Conclusion and Future Directions
The Phase 2 basket trial of iptacopan underscores the importance of targeted therapy in rare hematologic diseases. While the drug did not show efficacy in primary ITP, its performance in Cold Agglutinin Disease is highly promising. An oral, well-tolerated inhibitor of factor B could offer a significant advancement for CAD patients, providing a potent alternative to current injectable therapies. Future research should focus on the long-term durability of the response in CAD and investigate whether complement inhibition could be used as a synergistic adjunct in specific subsets of ITP patients who exhibit complement-mediated pathology.

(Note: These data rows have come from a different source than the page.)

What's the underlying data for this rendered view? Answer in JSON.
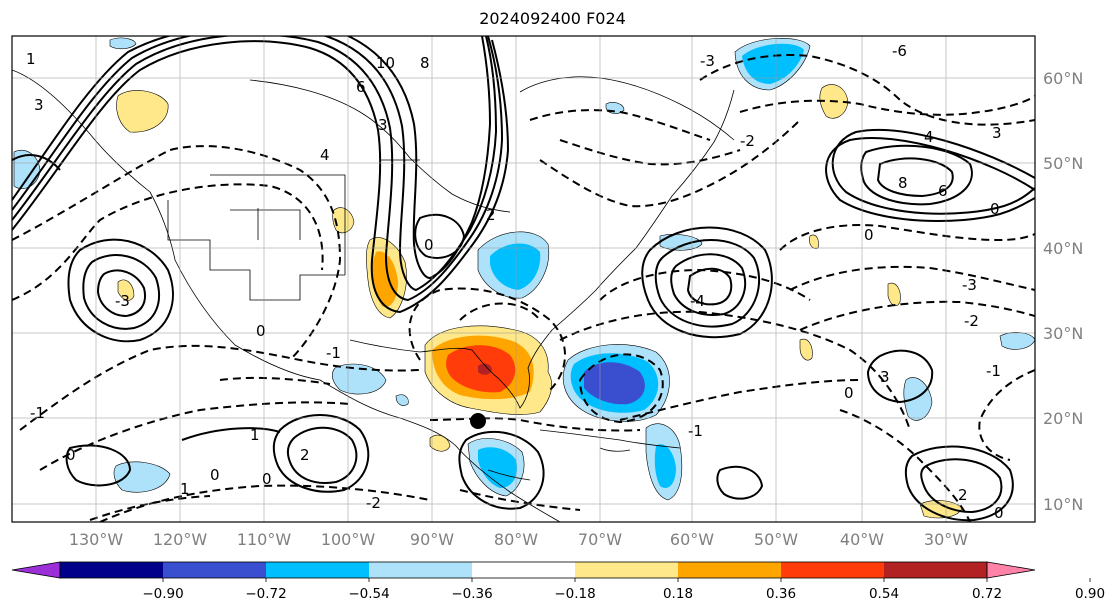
{
  "title": "2024092400 F024",
  "map": {
    "lon_labels": [
      "130°W",
      "120°W",
      "110°W",
      "100°W",
      "90°W",
      "80°W",
      "70°W",
      "60°W",
      "50°W",
      "40°W",
      "30°W"
    ],
    "lat_labels": [
      "60°N",
      "50°N",
      "40°N",
      "30°N",
      "20°N",
      "10°N"
    ],
    "marker": {
      "lon": -85.3,
      "lat": 20.0,
      "color": "#000000"
    }
  },
  "contour_labels": [
    "10",
    "8",
    "6",
    "4",
    "3",
    "2",
    "1",
    "0",
    "-1",
    "-2",
    "-3",
    "-4",
    "-6"
  ],
  "colorbar": {
    "colors": [
      "#9b30d9",
      "#00008b",
      "#3a4fcf",
      "#00bfff",
      "#aee2fa",
      "#ffffff",
      "#ffe88a",
      "#ffa500",
      "#ff3c0a",
      "#b22222",
      "#ff83a8"
    ],
    "tick_labels": [
      "−0.90",
      "−0.72",
      "−0.54",
      "−0.36",
      "−0.18",
      "0.18",
      "0.36",
      "0.54",
      "0.72",
      "0.90"
    ]
  }
}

Funding and ClinicalTrials.gov
This study was funded by Novartis Pharmaceuticals. ClinicalTrials.gov identifier: NCT05086744. The authors would like to thank the patients and their families for participating in this global clinical trial.
References
- Röth A, Barcellini W, Ademokun C, et al. Iptacopan for Immune Thrombocytopenia and Cold Agglutinin Disease: A Global Phase 2 Basket Clinical Trial. Am J Hematol. 2026;101(2):242-254.
- Roth A, et al. Sutimlimab in patients with cold agglutinin disease: results from the 26-week bi-weekly treatment period of the phase 3 CARDINAL study. Blood. 2021;136(24):2739-2749.
- Risitano AM, et al. Iptacopan in patients with paroxysmal nocturnal hemoglobinuria: a phase 2, multicentre, open-label, dose-finding study. The Lancet Haematology. 2021;8(5):e344-e354.